Actually Jane Asher was probably perfect casting, a figure very much in the mould of what Sarah Jane might have been like had she not become a journalist, fallen in with the Doctor and been spat out at the other end of the continuum. Her teary reaction to remembering what she’d done as child was a wonderfully played contrast to similar scenes in which her old best friend glared down an alien. Not sure about the accent, though it must have been chosen to make the difference with our hero as stark as possible. Purposefully, Andrea seems to be weaker and more interested in frippery than Sarah probably as a way of explaining how she could come under the spell of The Trickster.

He’s a grim bastard isn’t he? The Trickster was a classic example of how lighting, costume, a gravely voice and a well shot prosthetic can certainly be a match for CG. Isn’t it heart warming to see after all these years that the old trick of filming a mouth upside down is still a valid way of creating an alien? Actually he reminded me of Bruce Dern’s gatekeeper from The Lord of the Rings films with the evil dial turned up to eleven. Could he be the Black Guardian for the new age? I mean were does something like this come from other than the realm which hovers above the Whoniverse?

Sadly, true to his name The Trickster rather created the main plot hole in the episode. Why hasn’t the universe imploded given the amount of things that Sarah got get dungarees mixed into during her time with the Doctor and since and how come he hasn’t noticed her absence? Did someone else fill in the gap or did he travel alone, leaving countless unbound stories in his wake? Is The Trickster so powerful that he can make this kind of change and not create ripples? Clearly Maria hasn’t simply slipped into another reality – it is her reality in new clothes, otherwise how did her Dad also experience a similar problem at the mind bending and truly unsettling close.

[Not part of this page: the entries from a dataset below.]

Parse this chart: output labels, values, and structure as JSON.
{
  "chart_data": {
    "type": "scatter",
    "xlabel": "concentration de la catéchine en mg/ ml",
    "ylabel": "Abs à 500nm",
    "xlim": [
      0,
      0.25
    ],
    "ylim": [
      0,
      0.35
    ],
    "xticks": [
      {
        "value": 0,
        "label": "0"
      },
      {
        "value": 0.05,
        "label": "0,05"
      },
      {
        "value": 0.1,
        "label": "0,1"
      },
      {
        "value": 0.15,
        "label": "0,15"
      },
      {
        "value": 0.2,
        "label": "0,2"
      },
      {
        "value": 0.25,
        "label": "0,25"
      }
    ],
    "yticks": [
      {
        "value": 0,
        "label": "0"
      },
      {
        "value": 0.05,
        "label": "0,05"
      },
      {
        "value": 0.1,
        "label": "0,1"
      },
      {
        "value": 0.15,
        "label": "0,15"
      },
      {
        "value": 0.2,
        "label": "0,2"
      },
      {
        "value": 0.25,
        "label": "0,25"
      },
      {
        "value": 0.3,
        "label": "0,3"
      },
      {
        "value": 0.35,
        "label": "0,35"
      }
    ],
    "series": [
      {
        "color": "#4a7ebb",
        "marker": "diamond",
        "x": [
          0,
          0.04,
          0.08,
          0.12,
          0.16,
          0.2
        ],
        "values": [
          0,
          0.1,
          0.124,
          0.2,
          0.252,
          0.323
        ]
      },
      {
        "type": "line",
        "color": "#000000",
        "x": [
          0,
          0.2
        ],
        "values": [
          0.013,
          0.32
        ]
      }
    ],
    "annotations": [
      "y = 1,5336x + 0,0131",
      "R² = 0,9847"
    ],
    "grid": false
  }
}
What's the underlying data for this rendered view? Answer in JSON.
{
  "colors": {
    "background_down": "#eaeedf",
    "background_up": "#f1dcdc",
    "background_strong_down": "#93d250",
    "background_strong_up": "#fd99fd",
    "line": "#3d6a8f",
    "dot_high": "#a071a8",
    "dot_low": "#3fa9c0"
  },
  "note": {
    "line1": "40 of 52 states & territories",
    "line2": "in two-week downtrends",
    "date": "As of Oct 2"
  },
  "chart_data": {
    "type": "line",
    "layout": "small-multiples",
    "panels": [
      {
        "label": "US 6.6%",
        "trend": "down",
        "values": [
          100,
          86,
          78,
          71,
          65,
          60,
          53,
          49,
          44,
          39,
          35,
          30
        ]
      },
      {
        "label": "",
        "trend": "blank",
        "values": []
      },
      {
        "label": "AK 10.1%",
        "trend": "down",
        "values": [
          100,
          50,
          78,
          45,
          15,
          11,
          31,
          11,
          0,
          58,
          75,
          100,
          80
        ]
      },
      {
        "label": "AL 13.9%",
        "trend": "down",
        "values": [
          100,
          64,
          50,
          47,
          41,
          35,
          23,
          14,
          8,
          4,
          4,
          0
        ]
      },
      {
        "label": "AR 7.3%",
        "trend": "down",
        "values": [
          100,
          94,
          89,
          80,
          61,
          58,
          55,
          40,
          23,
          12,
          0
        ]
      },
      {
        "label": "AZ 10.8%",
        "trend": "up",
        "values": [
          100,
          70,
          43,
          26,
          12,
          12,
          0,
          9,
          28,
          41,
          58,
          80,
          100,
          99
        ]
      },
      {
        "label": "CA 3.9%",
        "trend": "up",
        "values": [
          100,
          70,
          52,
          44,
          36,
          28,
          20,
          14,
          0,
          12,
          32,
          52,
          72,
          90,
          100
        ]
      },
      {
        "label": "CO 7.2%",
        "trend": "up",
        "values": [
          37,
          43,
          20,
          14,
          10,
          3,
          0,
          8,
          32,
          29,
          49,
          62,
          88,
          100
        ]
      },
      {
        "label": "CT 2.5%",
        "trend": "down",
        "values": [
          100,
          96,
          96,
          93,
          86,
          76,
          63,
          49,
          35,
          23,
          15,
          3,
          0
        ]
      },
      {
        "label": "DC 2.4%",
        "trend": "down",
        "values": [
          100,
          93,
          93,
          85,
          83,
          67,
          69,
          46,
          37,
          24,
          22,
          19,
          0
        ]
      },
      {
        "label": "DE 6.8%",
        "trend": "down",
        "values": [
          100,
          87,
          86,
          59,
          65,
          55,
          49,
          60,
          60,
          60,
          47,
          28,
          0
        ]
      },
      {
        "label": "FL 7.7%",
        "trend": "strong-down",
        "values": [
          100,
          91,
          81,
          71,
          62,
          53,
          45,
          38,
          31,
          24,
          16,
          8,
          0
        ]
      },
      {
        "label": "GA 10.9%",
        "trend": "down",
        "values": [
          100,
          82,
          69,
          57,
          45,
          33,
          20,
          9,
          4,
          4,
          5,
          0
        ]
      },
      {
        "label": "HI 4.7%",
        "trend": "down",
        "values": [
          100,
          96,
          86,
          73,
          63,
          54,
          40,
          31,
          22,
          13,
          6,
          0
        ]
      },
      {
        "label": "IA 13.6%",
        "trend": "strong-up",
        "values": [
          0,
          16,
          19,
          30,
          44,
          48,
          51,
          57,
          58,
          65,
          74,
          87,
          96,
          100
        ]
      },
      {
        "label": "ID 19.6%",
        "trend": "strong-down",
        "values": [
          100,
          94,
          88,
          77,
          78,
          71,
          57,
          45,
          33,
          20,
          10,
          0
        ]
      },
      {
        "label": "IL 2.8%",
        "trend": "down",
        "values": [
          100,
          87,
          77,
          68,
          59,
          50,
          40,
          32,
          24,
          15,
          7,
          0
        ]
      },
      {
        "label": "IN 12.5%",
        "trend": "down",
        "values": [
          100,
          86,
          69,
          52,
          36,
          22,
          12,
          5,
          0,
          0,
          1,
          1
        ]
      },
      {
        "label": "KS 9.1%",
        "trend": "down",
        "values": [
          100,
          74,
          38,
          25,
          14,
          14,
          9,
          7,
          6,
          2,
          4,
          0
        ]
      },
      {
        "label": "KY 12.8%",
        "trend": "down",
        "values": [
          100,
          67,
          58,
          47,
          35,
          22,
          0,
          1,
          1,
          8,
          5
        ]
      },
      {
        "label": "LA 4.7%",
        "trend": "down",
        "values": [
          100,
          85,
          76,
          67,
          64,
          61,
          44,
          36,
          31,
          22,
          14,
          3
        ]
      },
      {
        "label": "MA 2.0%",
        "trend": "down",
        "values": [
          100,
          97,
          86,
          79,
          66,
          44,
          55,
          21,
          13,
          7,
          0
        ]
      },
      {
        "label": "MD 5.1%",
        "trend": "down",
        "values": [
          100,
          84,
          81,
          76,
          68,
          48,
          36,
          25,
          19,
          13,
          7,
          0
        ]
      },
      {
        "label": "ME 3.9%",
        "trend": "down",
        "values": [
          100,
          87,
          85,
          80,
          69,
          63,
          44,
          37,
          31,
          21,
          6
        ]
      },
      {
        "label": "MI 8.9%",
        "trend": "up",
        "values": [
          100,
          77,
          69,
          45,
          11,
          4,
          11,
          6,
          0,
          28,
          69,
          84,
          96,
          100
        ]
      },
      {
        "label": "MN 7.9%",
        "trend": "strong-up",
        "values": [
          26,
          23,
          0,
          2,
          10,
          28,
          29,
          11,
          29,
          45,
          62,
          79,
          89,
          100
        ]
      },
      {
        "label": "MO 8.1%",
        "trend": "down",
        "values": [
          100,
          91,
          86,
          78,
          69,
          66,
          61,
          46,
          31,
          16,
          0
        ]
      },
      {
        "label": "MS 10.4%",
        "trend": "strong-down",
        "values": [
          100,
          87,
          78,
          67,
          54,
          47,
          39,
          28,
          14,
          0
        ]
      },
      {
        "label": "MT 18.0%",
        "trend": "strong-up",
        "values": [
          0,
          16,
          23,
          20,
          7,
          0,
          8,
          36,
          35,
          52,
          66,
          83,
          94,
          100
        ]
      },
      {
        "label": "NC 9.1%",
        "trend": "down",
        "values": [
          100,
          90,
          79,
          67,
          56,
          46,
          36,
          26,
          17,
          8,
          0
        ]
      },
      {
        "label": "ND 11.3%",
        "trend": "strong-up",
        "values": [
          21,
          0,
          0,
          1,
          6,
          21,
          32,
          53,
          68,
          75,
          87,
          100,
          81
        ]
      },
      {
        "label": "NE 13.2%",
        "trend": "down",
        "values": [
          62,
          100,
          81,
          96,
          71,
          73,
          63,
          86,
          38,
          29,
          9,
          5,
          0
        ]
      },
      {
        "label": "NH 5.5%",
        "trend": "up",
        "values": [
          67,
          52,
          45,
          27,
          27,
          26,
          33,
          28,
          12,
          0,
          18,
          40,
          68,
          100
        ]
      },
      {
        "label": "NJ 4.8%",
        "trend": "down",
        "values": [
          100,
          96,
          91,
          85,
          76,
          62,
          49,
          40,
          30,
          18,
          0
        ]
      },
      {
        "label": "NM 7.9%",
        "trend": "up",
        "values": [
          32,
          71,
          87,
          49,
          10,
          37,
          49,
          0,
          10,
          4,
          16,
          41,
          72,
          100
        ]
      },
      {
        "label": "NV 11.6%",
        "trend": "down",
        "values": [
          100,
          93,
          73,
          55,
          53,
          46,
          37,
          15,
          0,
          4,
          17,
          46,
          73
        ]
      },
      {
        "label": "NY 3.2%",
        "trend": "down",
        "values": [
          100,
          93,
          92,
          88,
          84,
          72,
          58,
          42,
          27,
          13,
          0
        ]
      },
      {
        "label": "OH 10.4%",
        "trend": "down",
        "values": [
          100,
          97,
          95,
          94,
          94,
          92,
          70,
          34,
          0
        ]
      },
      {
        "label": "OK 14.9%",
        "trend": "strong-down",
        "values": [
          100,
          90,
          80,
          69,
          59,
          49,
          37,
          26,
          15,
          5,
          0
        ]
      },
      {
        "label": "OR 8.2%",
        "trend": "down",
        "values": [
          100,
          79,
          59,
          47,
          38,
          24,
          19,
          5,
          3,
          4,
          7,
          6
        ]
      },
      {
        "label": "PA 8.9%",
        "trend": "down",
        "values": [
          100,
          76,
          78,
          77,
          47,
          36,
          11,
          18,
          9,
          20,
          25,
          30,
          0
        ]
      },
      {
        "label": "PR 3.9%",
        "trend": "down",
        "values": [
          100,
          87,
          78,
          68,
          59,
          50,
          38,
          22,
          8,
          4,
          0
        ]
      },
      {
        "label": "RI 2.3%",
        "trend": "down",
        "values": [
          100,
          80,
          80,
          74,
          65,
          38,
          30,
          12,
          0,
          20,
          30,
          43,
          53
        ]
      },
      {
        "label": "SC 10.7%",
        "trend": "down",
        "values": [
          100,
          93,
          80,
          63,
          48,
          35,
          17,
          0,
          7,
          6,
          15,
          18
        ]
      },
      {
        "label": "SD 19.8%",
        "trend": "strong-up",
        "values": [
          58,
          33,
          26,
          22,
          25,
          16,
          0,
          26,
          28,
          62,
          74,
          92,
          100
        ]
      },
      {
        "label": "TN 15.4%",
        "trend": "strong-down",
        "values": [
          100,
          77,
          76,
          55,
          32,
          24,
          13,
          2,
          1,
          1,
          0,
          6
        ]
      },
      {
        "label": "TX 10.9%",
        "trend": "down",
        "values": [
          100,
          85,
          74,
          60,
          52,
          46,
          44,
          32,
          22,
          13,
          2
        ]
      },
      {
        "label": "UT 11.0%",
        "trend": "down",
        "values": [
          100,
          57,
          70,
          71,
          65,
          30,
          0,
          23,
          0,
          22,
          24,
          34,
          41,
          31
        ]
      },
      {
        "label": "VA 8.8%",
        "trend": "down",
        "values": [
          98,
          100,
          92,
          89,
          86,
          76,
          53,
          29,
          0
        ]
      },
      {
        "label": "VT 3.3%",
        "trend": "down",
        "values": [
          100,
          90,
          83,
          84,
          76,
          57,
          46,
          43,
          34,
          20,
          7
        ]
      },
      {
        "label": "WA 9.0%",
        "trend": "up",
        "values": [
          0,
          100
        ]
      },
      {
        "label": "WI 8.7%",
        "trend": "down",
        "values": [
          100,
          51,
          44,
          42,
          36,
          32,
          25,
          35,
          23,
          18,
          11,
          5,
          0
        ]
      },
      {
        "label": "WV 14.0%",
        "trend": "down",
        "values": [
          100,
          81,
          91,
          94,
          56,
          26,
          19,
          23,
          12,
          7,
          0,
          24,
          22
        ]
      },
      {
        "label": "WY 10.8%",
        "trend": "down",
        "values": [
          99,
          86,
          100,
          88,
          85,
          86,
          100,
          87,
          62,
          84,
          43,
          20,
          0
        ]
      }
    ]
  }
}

Still there’s no denying this was an excellent episode. Even the brief appearance of Sarah at the opening was a joy as the bond between her and Maria grows ever larger and we discover that to Alan she stopped being the crazy lady who lives across the street, she's become a bit mumsy and that Maria's become her best mate (perhaps indicating that she understands what her relationship meant to the Doctor all those years ago). It also resisted the urge to shoehorn in Luke and Clyde into the main action in these early stages preferring instead to keep with Maria front and centre, even as she was epically dragged through the not very good at his job Graske’s strange realm (I mean wow -- look at that!) and dropped into a costumed past.